A tough environment for the KMT

Over the last decade, Taiwanese political identity and China’s foreign policy have changed in ways that have pushed some voters on the island toward the DPP, making China’s work in swaying voters to the KMT more difficult. As Taiwanese voters age, many report feeling less connected to the mainland, and more of a distinctive Taiwanese identity. China’s more assertive foreign policy under Xí Jìnpíng 习近平, and especially its systematic dismantling of any meaningful “one country two systems” arrangement in Hong Kong, have also undermined KMT efforts to woo supporters.

But less obvious dynamics on the ground in Taiwan are also combining to create an environment in which China’s economic coercion against agricultural producers may have less of an effect, according to Yu Ching-hsin 游清鑫 (Yóu Qīngxīn), a Research Fellow at National Chengchi University’s Election Study Center in Taipei.

Part of the KMT’s problem is that many of the profits from increased trade have gone to the exporters and middlemen in the agricultural trade space, while the DPP-supporting farmers and fishers often got the short end of the stick.

“There were profits, but they did not go to the front-line farmers and fishermen, but to the businessmen who already had close ties with the Kuomintang,” Yu told The China Project.

The DPP has also used rhetoric against Ma Ying-jeou’s warming to China, trying to convince voters in southern Taiwan that Ma was selling out the farming and fishing industries, and exposing them to future economic coercion from Beijing.
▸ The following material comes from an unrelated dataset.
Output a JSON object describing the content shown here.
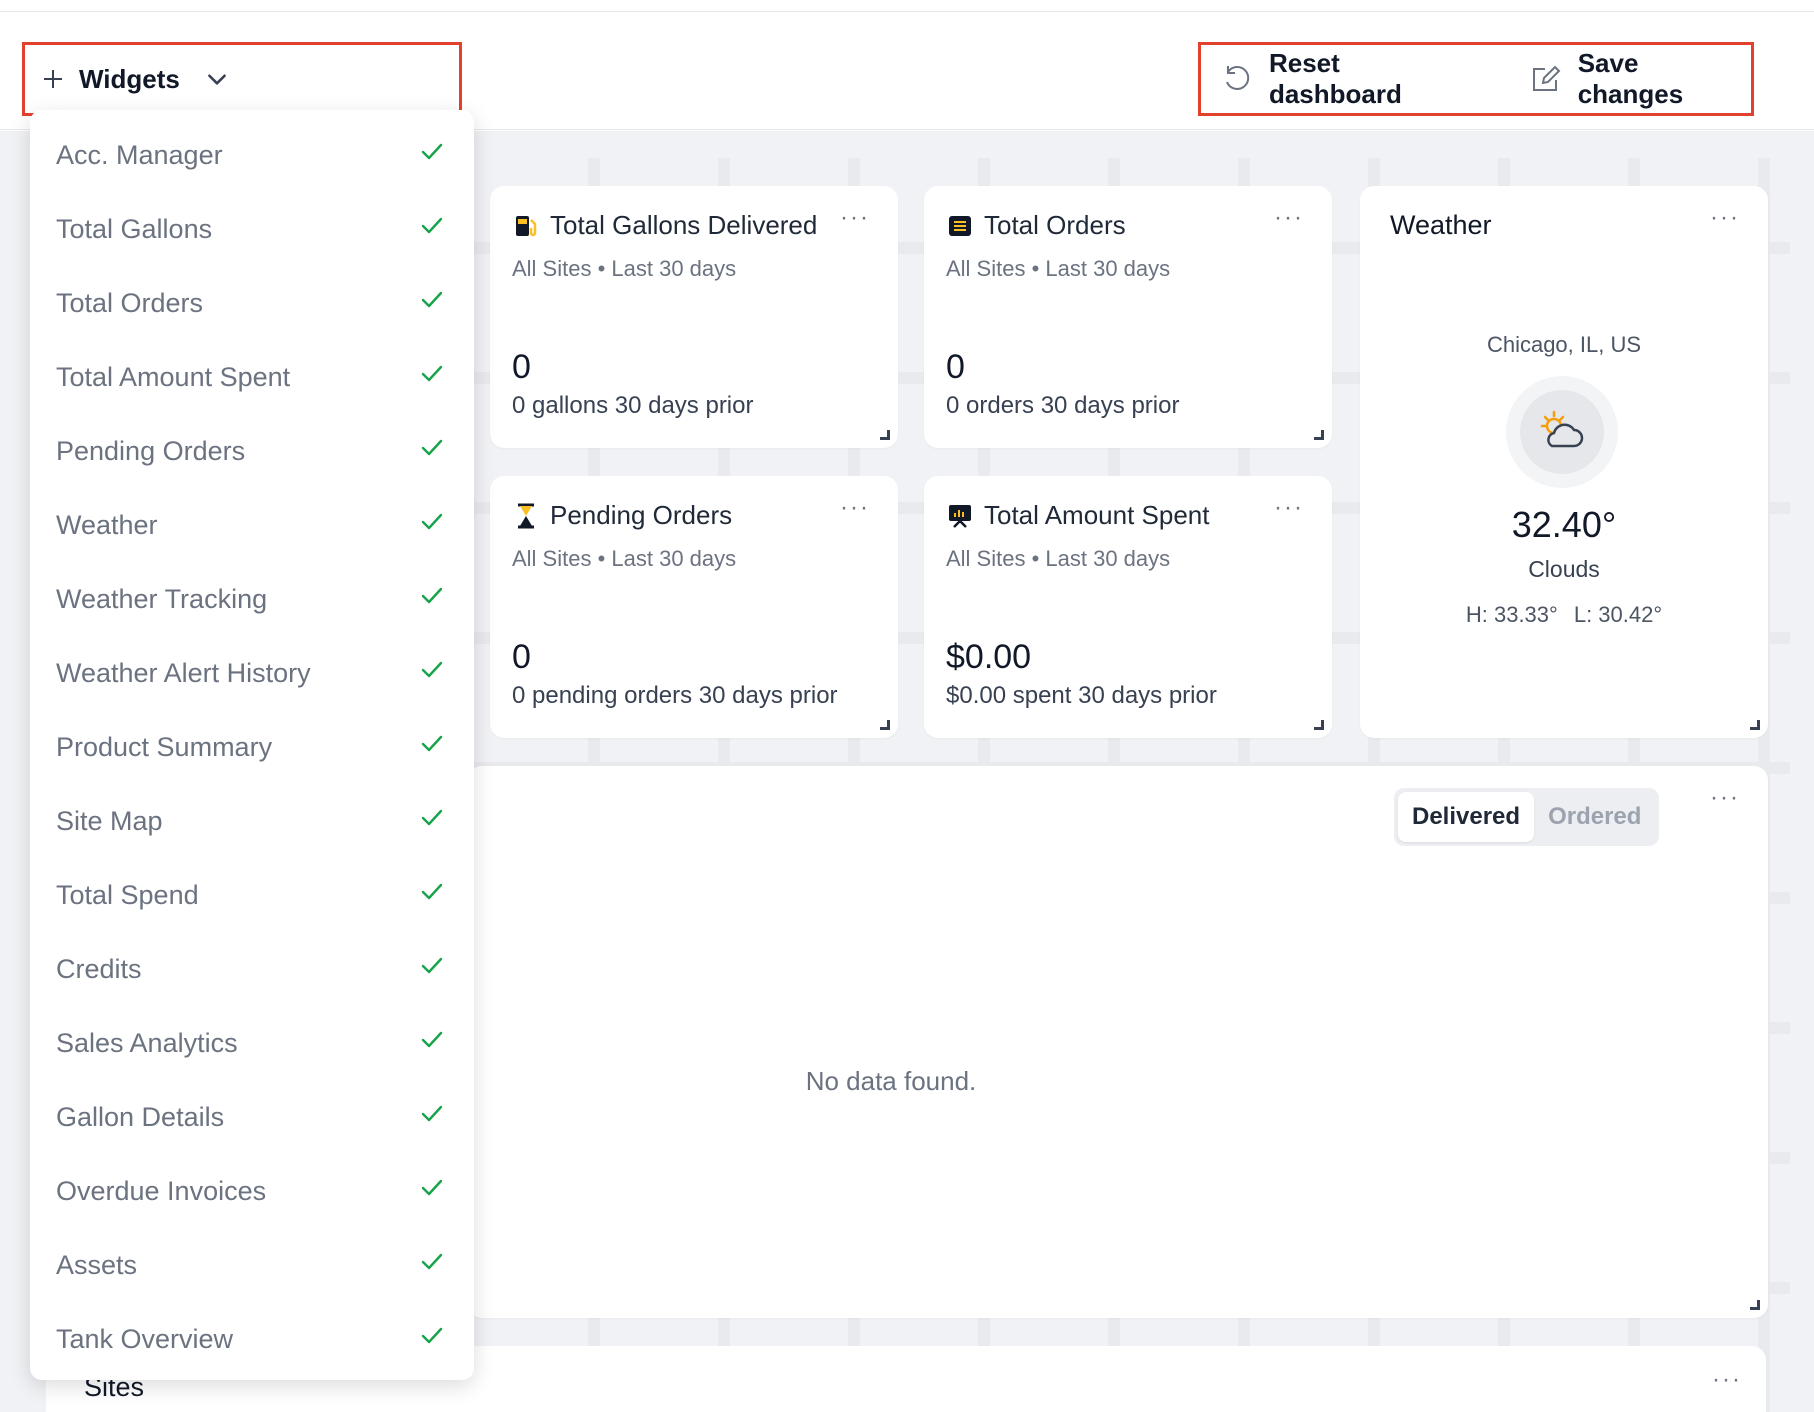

While it was a cynical tactic on the DPP’s part, it also rang true for some agricultural businesses, especially those that had difficult interactions with mainland business entities, Yu said.

“The KMT has not responded to this DPP criticism, which is not all true, but not completely wrong either,” Yu added. “Instead, the KMT focused more on pushing a point of view with the people of Taiwan, saying that they should interact more closely with the mainland.” This tactic, Yu said, just gave the DPP more ammunition to point to the KMT’s efforts to grow closer to the mainland at a time when such moves were less and less popular.
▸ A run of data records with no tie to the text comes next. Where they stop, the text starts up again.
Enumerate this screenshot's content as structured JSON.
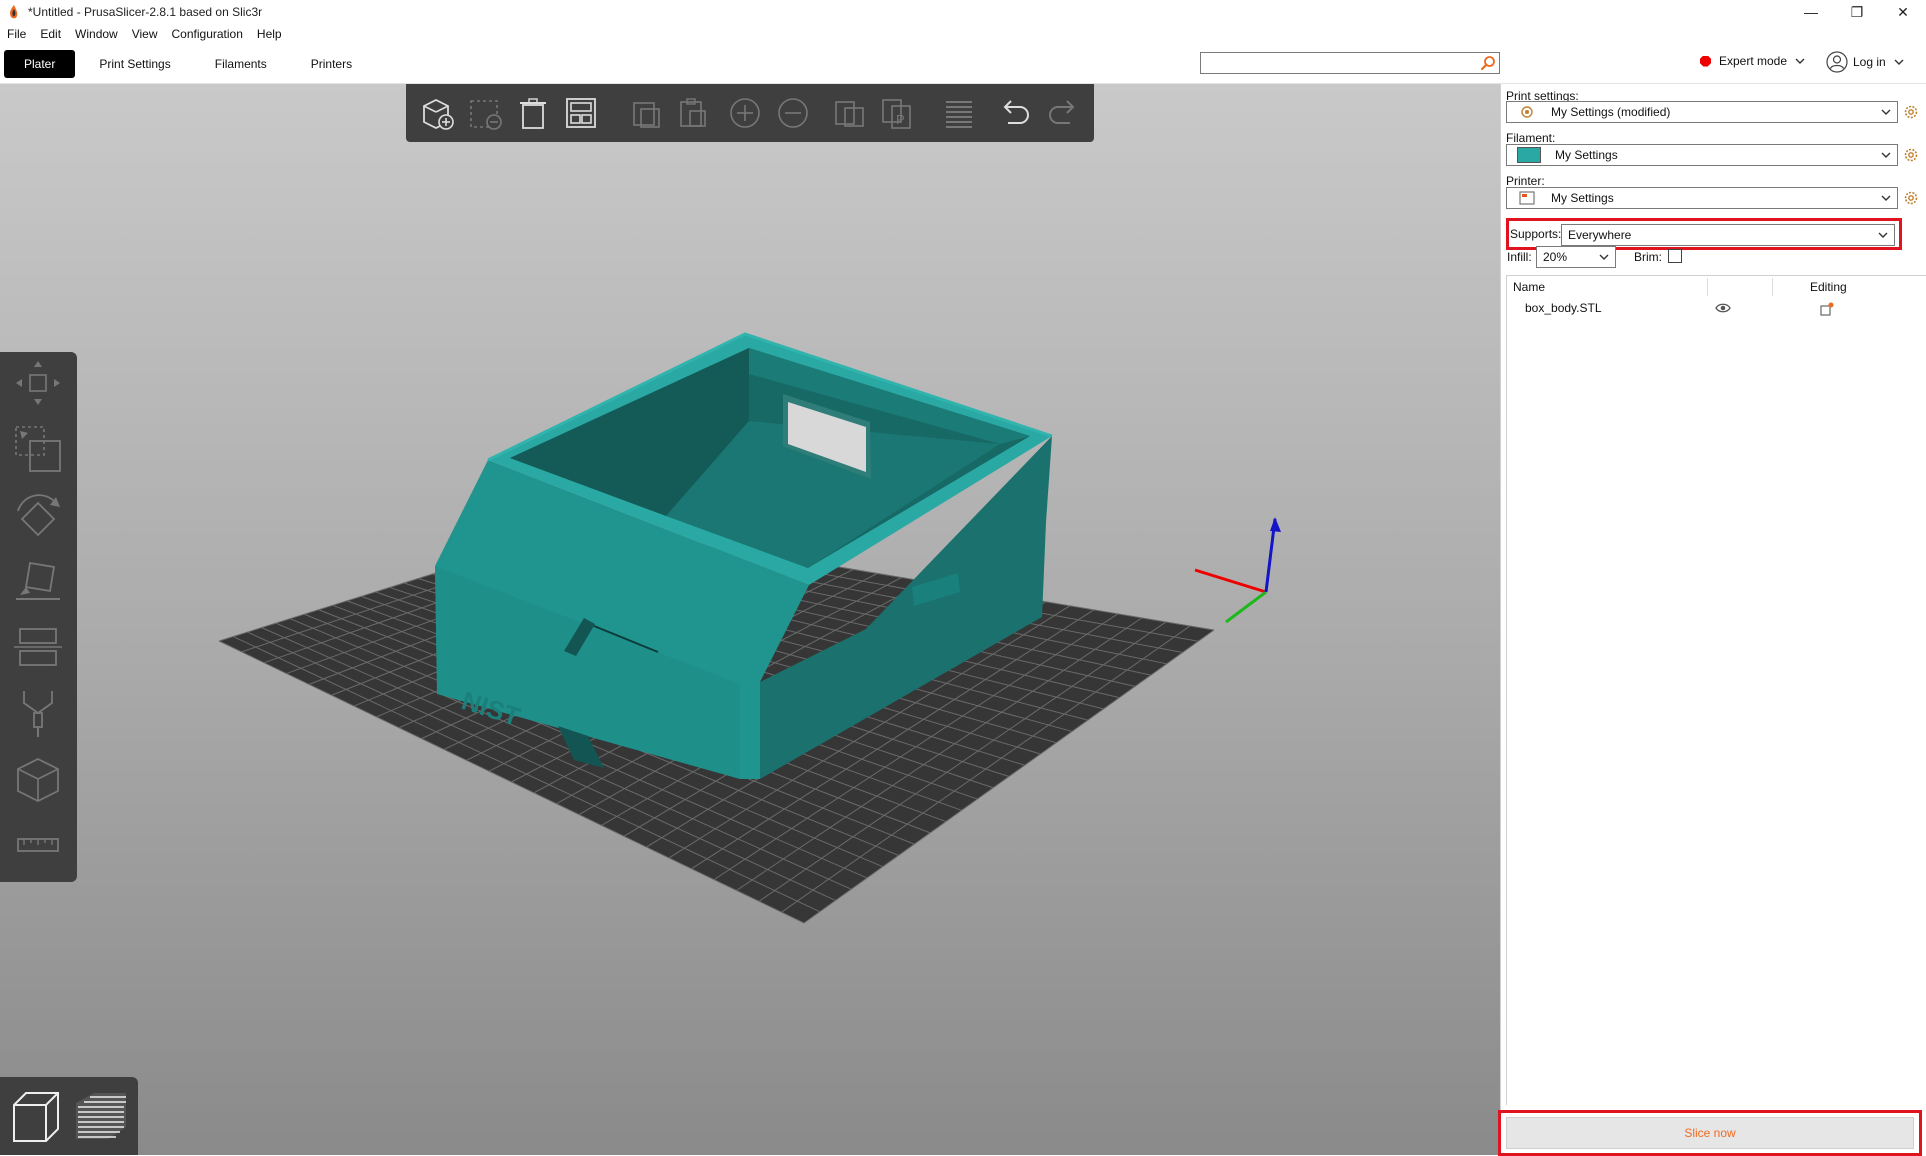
{
  "window": {
    "title": "*Untitled - PrusaSlicer-2.8.1 based on Slic3r",
    "minimize": "—",
    "maximize": "❐",
    "close": "✕"
  },
  "menu": [
    "File",
    "Edit",
    "Window",
    "View",
    "Configuration",
    "Help"
  ],
  "tabs": [
    "Plater",
    "Print Settings",
    "Filaments",
    "Printers"
  ],
  "active_tab": "Plater",
  "search": {
    "value": "",
    "placeholder": ""
  },
  "mode": {
    "label": "Expert mode",
    "color": "#e00000"
  },
  "login": {
    "label": "Log in"
  },
  "sidebar": {
    "print_settings_label": "Print settings:",
    "print_settings_value": "My Settings (modified)",
    "filament_label": "Filament:",
    "filament_value": "My Settings",
    "filament_color": "#2aa9a4",
    "printer_label": "Printer:",
    "printer_value": "My Settings",
    "supports_label": "Supports:",
    "supports_value": "Everywhere",
    "infill_label": "Infill:",
    "infill_value": "20%",
    "brim_label": "Brim:",
    "brim_checked": false,
    "object_list": {
      "col_name": "Name",
      "col_editing": "Editing",
      "rows": [
        {
          "name": "box_body.STL"
        }
      ]
    },
    "slice_button": "Slice now"
  },
  "colors": {
    "accent": "#ed6b21",
    "highlight": "#e0141e",
    "model": "#1f8f8a",
    "bed": "#3a3a3a",
    "toolbar": "#3f3f3f"
  },
  "scene": {
    "model_label": "NIST"
  }
}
The dynamics make for an environment in which it will be tough for China’s measures to siphon support among agricultural producers to the KMT. Some also argue that China’s moves could simply backfire. Instead of leading farmers and fishers to vote for the KMT in order to ensure healthy cross-strait ties, import bans may just make the voters view the mainland even more negatively, deepening their support for the DPP.

Support for farmers

As farmers and fishers face difficulties selling products to what is in many cases their most important market, the Tsai administration is attempting to deflect fiery KMT criticism by offering support in a variety of forms.

The Tsai administration has stepped in with subsidies and low-interest loans for some producers. Yi-Fan Chen (陳奕帆 Chén Yìfān), an assistant professor of diplomacy and international relations at Taiwan’s Tamkang University, said the subsidies would help soften any electoral blow the DPP might feel due to the bans.
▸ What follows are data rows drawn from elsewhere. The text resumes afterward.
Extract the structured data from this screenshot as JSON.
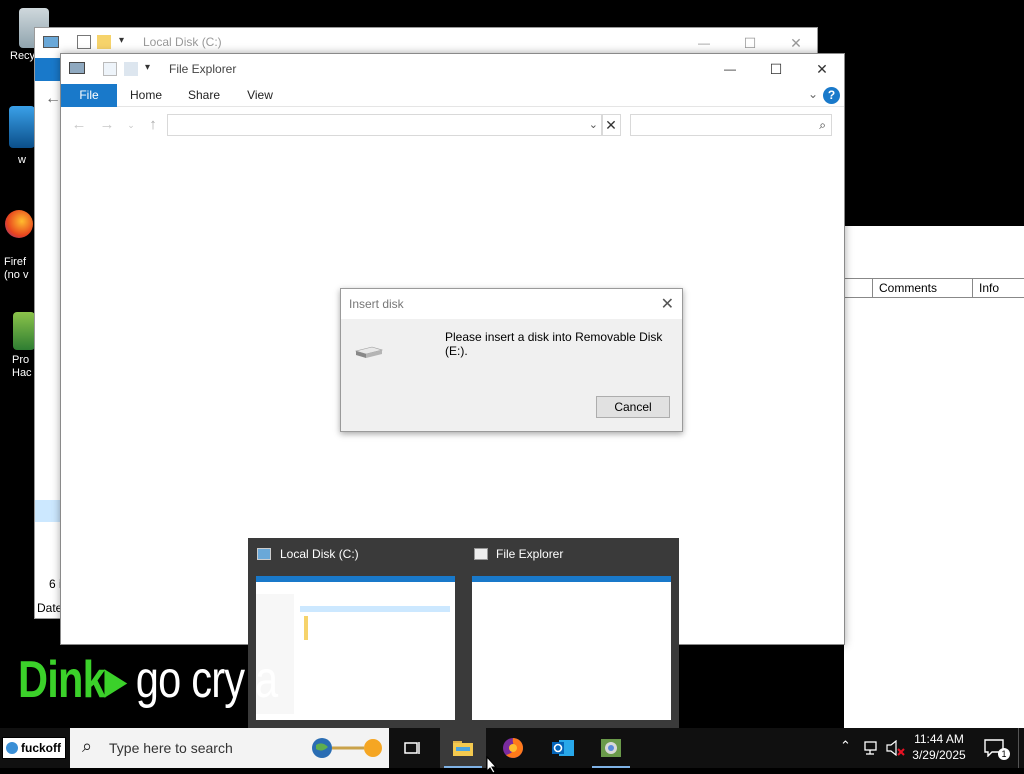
{
  "desktop": {
    "icons": [
      {
        "label": "Recy"
      },
      {
        "label": "w"
      },
      {
        "label": "Firef\n(no v"
      },
      {
        "label": "Pro\nHac"
      }
    ],
    "background_text": {
      "part1": "Dink",
      "arrow": "▸",
      "part2": " go cry a"
    }
  },
  "background_window": {
    "title": "Local Disk (C:)",
    "left_partial_labels": {
      "count": "6 i",
      "date": "Date"
    }
  },
  "background_right_table": {
    "columns": [
      "Comments",
      "Info"
    ]
  },
  "file_explorer": {
    "title": "File Explorer",
    "tabs": [
      "File",
      "Home",
      "Share",
      "View"
    ],
    "help_label": "?",
    "minimize_label": "—",
    "maximize_label": "☐",
    "close_label": "✕"
  },
  "dialog": {
    "title": "Insert disk",
    "message": "Please insert a disk into Removable Disk (E:).",
    "cancel_label": "Cancel"
  },
  "thumbnails": [
    {
      "title": "Local Disk (C:)"
    },
    {
      "title": "File Explorer"
    }
  ],
  "taskbar": {
    "start_label": "fuckoff",
    "search_placeholder": "Type here to search",
    "clock_time": "11:44 AM",
    "clock_date": "3/29/2025",
    "notification_count": "1"
  },
  "colors": {
    "accent": "#1979ca",
    "taskbar": "#101010",
    "dialog_bg": "#f0f0f0"
  }
}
“The government here in Taiwan has used a lot of subsidies to compensate the losses of the farmers,” he said. “So the farmers will still vote how they want, for whom they like, and for whichever party they prefer, instead of caring about their exports that much.”

It’s not clear how much Taiwan will subsidize farmers and fishers in total. In April, the Taiwanese Executive Yuan’s Council on Agriculture (COA) announced it would subsidize grouper producers to the tune of $26.92 million. The COA did not respond to a request for comment for this article.

In addition to subsidies, Taiwan’s government has provided some help in finding new markets for embattled farmers and fishers. Exports to Japan, South Korea, and the U.S. rose dramatically in 2021.

The takeaway

China is hoping it can sway voters in southern Taiwan’s DPP strongholds away from the pro-independence party and toward its preferred KMT. The prevailing winds are pushing against their efforts however, as a number of dynamics make defection of many DPP voters in the agricultural space unlikely.